To answer the question posed below the episode title, "No." Strap in for, "No, but explained." To do a little more throat clearing, I am only commenting on the proposed mechanism for change, not what I think is a total misunderstanding of why politics is dire, what about human nature makes it dire, and why it tends to be a better vehicle for creating problems than solving them at a national scale.

My politics are so radical that I am effectively unrepresented at all levels of politics. I can still function and speak to how I think a thing should be done best given all other constraints, but I am temperamentally pessimistic about the political process. I am not in one of those groups he hopes to court with the right candidate, and I suspect most in those groups won't go along either because preferences are ordinal and ultimately revealed through action.

His is an idea conceived after a bong rip. It is the Underpants Gnomes approach to changing how Congress functions in Washington. I am an engineer, I know a lot about systems. The purpose of a system is what it does. The national political system is at a stable equilibrium. The outputs change slightly over time, but we can expect spending to go up over time, and that is because the purpose of the system is to re-elect people within the system, and the mechanism by which it does that is transferring money to politically connected groups of client in the Unbreakable Patronage Loop.

When a system is at a stable equilibrium you have to do one of two things to upset it, rewrite the laws of the system or perturb the system with a sufficient input. Your guest is suggesting a major perturbation through the election of independents.

1. It won't happen because the electoral system is also at a stable equilibrium. It is an immune system very adept at eliminating outsider threats from non-Republicans and non-Democrats. For instance, even at the high water mark of Libertarian Party efficacy, they have never won a head-to-head or three-way national race...or statewide race. Pretty much they can win dog catcher or non-party office if they try really, really hard.

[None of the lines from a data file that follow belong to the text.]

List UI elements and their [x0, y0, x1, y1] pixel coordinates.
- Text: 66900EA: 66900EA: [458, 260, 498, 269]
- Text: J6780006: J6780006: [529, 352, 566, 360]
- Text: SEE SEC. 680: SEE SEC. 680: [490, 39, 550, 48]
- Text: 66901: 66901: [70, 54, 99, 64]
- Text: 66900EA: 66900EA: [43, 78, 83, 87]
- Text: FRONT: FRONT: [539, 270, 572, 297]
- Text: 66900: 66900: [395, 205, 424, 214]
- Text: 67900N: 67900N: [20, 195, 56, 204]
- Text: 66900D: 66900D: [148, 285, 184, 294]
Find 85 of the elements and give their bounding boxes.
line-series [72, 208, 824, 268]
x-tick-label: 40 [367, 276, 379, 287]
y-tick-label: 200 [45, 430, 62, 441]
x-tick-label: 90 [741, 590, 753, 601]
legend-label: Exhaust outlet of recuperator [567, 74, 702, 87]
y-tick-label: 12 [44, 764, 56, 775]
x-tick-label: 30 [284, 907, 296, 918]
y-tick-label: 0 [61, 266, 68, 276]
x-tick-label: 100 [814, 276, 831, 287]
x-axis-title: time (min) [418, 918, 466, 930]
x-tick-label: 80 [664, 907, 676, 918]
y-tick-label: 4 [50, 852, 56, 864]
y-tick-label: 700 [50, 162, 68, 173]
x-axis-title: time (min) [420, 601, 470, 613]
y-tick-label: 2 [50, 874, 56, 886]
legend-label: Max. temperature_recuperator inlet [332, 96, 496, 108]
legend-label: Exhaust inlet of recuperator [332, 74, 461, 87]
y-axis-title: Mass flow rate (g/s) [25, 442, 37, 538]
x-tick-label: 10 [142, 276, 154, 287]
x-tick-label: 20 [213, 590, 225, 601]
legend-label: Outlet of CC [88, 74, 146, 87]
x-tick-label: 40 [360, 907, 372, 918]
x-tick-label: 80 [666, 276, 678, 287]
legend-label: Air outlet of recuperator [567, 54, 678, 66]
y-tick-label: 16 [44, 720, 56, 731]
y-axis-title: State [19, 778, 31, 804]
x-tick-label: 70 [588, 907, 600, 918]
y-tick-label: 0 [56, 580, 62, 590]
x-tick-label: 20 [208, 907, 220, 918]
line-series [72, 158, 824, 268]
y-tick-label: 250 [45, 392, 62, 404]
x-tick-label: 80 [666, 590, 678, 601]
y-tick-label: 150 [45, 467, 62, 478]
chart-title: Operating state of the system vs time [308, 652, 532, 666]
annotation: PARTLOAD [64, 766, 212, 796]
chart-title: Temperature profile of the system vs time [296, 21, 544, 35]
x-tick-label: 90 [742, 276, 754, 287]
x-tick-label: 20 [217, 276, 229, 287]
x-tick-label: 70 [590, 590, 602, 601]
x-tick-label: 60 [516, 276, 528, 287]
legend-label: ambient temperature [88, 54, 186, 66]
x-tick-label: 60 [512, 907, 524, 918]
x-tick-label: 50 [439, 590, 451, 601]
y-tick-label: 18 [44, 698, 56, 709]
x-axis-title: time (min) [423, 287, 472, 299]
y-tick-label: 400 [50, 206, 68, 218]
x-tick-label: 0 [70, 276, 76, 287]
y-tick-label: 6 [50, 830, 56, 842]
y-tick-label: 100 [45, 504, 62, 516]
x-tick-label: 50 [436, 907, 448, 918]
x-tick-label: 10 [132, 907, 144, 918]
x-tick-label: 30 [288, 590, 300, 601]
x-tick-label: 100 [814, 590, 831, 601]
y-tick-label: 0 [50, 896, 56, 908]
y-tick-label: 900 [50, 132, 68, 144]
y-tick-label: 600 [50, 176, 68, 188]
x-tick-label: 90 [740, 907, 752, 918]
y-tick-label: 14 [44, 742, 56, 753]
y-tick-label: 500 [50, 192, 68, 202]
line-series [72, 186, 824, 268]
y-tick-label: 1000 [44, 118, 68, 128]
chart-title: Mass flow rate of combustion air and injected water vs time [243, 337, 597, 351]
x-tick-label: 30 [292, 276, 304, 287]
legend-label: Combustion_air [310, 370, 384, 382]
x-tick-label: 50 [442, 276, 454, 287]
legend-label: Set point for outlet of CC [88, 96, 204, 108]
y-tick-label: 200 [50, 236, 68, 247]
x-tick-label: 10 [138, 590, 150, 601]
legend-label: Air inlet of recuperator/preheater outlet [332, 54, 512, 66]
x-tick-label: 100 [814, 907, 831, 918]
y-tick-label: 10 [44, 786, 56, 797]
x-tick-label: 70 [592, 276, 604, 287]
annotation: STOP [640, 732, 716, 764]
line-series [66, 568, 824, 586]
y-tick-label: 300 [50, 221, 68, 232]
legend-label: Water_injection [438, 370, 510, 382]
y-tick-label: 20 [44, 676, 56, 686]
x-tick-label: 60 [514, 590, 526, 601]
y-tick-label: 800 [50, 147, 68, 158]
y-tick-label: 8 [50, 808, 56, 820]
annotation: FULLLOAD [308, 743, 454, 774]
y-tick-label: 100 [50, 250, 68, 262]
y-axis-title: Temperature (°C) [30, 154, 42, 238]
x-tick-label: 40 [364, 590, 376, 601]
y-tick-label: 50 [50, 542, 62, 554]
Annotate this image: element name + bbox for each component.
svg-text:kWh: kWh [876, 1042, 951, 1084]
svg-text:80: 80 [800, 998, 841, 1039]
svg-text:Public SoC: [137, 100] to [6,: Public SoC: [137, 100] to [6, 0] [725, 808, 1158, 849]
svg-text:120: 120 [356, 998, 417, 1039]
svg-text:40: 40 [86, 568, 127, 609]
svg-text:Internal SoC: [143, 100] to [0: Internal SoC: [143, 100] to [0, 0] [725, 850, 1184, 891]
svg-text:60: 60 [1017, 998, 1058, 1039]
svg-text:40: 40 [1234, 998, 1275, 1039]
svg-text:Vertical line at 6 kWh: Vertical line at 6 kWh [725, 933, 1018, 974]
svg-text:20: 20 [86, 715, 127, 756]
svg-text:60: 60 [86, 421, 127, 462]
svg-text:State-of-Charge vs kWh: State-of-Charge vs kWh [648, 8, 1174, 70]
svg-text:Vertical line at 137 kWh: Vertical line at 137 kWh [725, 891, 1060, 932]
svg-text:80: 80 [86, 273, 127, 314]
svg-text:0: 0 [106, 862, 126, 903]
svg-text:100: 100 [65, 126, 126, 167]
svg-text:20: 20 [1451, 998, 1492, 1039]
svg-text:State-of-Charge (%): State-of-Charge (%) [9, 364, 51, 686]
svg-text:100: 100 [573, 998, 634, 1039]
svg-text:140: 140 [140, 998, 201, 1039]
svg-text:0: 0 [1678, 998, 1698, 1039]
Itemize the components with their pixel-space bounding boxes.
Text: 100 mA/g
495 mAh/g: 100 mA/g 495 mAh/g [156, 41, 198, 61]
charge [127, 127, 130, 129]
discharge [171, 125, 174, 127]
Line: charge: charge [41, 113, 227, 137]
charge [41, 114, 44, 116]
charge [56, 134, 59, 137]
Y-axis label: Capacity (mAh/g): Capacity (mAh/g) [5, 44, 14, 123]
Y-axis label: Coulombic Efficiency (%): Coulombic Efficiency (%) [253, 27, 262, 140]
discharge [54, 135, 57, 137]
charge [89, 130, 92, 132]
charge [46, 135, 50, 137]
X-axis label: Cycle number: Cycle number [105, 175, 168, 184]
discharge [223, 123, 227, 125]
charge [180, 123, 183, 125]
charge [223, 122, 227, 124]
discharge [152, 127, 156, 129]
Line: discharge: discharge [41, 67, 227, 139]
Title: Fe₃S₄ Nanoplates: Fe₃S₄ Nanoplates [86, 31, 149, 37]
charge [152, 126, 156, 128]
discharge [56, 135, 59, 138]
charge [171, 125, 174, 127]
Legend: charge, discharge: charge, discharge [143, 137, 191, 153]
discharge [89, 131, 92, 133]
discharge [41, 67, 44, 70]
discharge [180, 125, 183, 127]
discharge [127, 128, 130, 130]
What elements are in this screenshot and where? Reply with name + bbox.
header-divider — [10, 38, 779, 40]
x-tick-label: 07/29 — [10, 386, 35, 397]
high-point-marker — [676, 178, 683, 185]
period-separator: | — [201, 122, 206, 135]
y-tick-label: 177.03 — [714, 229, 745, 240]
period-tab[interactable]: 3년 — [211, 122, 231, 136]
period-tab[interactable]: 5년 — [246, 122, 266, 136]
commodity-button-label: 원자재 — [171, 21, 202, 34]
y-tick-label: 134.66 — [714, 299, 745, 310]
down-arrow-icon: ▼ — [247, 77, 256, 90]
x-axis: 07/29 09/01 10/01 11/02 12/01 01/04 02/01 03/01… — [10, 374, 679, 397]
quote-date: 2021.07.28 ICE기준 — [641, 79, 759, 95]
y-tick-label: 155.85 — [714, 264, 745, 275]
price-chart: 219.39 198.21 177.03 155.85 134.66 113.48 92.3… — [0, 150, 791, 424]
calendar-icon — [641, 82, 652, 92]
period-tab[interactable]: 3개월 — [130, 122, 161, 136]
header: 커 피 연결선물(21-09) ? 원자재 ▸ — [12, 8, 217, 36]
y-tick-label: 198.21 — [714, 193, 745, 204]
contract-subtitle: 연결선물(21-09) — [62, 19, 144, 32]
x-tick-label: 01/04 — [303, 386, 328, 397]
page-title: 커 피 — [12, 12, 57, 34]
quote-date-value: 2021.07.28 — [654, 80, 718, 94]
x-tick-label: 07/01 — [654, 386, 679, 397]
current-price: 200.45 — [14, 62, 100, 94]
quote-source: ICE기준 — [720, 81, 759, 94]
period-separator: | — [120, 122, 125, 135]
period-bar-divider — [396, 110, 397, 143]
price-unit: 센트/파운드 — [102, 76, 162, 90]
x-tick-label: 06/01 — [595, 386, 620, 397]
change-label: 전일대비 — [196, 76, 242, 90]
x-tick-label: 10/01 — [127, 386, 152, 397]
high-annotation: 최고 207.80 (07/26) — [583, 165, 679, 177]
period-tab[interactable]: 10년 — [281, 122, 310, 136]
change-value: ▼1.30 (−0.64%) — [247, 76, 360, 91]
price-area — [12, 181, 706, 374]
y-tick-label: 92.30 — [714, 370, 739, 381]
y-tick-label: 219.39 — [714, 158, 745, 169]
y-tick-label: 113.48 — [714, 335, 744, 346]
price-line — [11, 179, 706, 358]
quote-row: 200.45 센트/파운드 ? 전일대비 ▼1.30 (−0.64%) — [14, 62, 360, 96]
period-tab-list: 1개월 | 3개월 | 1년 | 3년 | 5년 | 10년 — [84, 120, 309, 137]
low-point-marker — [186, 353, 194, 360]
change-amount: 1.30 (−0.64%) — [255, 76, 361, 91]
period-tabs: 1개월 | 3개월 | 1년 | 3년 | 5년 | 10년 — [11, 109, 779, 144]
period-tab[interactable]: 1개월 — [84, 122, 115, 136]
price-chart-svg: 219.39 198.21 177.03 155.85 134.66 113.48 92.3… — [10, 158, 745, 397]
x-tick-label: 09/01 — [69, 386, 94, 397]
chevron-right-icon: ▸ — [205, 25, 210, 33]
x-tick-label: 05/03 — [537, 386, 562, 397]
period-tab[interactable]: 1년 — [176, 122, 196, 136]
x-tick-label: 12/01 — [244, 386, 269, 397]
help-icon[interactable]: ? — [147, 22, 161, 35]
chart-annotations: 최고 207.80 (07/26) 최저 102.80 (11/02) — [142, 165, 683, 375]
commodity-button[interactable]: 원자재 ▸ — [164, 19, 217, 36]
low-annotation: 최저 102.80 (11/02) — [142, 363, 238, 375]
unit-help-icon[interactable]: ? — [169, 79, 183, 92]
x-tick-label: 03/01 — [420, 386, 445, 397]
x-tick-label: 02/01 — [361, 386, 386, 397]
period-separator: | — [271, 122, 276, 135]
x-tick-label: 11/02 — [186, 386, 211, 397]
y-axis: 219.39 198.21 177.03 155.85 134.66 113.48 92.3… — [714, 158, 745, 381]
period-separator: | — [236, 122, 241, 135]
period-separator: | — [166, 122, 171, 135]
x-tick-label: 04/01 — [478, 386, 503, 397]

2. The potential perturbation is minor because Congress has a similar immune system for outsiders. There is a reason why

The only people lining up to tell independents they can win as independents are political consultants and researchers who stand to make money selling the Brooklyn Bridge over and over to suckers with more money than sense. The most successful independent candidate of our time was not Ross Perot, it was Donald Trump. He effectively ran as an independent candidate within the Republican Party, took it over, and was elected president at least two times. The blueprint is there, run likeable, LOCAL insurgent candidates in districts with weak incumbents. Don't fly in a billionaire. This other strategy sounds like a jobs program for the former student council presidents who aren't already Congressional staff or working for a think tank.

He mentioned Javier Milei in one breath, and then shortly after brushed aside the idea of taking a chainsaw to government. The patient has gangrene, it requires the amputation. Argentina has suffered for so long it was willing to take the medicine, America will have to suffer longer before it demands the medicine, because its caretakers are doing everything possible to obscure the illness.